If you're going to make a comedy-drama about elderly gangsters – this could have been called Oldfellas – then Al Pacino and Christopher Walken would be on any shortlist for the cast.

Not only do they bring all that iconic heft, but the fact that each of them still seems viable with a gun in his hand speaks volumes about their calibre.

Stand Up Guys may not be the edgiest subject of the week, or the hippest. But with Pacino and Walken together for the first time, joined by Alan Arkin – never much of a hood, but a grumpy old man par excellence – this feels like the one that shouldn't be passed up.

Pacino plays Val, a con at the end of a 28-year stretch, proceeded out of prison by a pensioner's pot belly. He's met at the gate by former fellow robber and best friend Doc (Walken), who has been making a more conventional segue into old age, mostly alone in his tiny apartment, or painting, or making the same orders in his favourite diner.

Doc needs to shake himself down if he's to provide the coming home party that the rambunctious Val demands (bars, dancing, brothels, the usual clichés, each given a tasty twist by the simple fact of their ages). But he has another, more pressing, matter on his mind: the order by the local gang boss that he kill Val within a day of his release – payback for a perceived wrong all those years ago.

As the pair spring their old getaway driver Hersch (Arkin) from a rest home to join them in their high jinks, this becomes one of those movies driven by time – the clock ticking on Doc's deadline, old age catching up on everyone, nostalgia fuelling their last night together.

Thankfully, the film itself doesn't become maudlin. The tone of Noah Haidle's script is a perfect balance of comedy and pathos, underpinned by danger – and hope that the pensioners can turn the tables on the younger hoods. There's material here that is regrettable, borrowed from other films about old friends past their prime; the running joke involving Val's over-eagerness with Viagra will pain those who cling to memories of Pacino's prime.

But the pleasures outweigh such moments. Haidle has a great ear for dialogue, the delivery of which is sublime. Only Walken would choose such stress when talking of his life as "nothing earth-shattering". And the diner conversations between he and Pacino are the laidback equal of the showdown between Pacino and De Niro in Heat. Physically, they play like a sort of Laurel and Hardy, with Arkin a terrier sniping around their heels.

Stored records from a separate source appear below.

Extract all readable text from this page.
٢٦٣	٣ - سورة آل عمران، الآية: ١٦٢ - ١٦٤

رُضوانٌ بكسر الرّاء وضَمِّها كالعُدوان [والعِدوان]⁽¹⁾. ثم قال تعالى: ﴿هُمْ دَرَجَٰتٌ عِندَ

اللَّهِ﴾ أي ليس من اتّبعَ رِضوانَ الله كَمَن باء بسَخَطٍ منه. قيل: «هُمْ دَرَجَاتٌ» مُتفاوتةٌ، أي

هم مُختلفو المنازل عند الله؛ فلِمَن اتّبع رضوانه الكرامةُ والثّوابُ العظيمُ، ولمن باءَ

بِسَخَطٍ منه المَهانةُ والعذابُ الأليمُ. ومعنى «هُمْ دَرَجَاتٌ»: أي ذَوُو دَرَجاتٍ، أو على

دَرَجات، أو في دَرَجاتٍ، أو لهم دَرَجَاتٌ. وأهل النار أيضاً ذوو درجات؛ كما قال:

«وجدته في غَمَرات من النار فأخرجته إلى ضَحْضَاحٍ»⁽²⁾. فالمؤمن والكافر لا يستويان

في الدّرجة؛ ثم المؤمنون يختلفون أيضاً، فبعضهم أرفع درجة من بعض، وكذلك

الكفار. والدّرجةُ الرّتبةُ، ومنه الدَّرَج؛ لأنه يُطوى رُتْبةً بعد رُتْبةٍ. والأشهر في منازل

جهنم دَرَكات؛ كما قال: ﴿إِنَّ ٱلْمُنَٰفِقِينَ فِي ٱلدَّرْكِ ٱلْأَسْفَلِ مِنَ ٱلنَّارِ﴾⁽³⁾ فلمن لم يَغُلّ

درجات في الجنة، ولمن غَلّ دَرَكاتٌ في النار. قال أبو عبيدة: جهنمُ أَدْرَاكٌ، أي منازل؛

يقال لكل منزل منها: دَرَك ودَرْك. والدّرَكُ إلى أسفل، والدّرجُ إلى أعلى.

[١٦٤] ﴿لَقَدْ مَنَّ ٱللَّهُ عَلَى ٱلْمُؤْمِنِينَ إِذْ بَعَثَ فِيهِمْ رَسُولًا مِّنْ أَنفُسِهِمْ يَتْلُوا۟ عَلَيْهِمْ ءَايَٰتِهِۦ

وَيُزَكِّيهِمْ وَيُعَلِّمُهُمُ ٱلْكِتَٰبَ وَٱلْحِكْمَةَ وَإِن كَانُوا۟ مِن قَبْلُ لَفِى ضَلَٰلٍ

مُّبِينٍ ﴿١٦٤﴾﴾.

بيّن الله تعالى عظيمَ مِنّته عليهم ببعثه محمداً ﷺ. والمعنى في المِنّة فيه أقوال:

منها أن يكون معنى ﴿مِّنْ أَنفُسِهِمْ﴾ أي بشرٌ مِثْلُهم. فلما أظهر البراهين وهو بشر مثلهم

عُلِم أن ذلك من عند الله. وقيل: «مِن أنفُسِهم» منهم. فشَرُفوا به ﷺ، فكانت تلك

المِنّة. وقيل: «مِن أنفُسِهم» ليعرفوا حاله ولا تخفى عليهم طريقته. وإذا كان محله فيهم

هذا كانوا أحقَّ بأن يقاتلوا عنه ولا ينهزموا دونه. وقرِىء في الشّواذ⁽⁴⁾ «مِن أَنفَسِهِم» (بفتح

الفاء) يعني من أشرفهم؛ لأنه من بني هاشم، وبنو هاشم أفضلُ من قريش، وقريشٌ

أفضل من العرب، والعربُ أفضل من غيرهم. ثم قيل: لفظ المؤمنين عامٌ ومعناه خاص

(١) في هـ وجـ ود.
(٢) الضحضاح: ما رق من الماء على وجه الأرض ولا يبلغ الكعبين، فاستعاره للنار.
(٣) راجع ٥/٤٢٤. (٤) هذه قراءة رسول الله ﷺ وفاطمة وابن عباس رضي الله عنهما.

Actor, documentary producer and only sometime director, Fisher Stevens belies his inexperience behind the camera with solid, nicely paced work, perfectly attuned to his actors. The film doesn't go out of its way to sugar-coat characters who, however honourable within their code, are still criminal. Adding humanity to the mix, and balancing the elderly leads, are able young actresses – Julianna Margulies as Hirsch's daughter and Lucy Punch, typically, wonderfully weird as a woman who has taken over the family business as a brothel madam.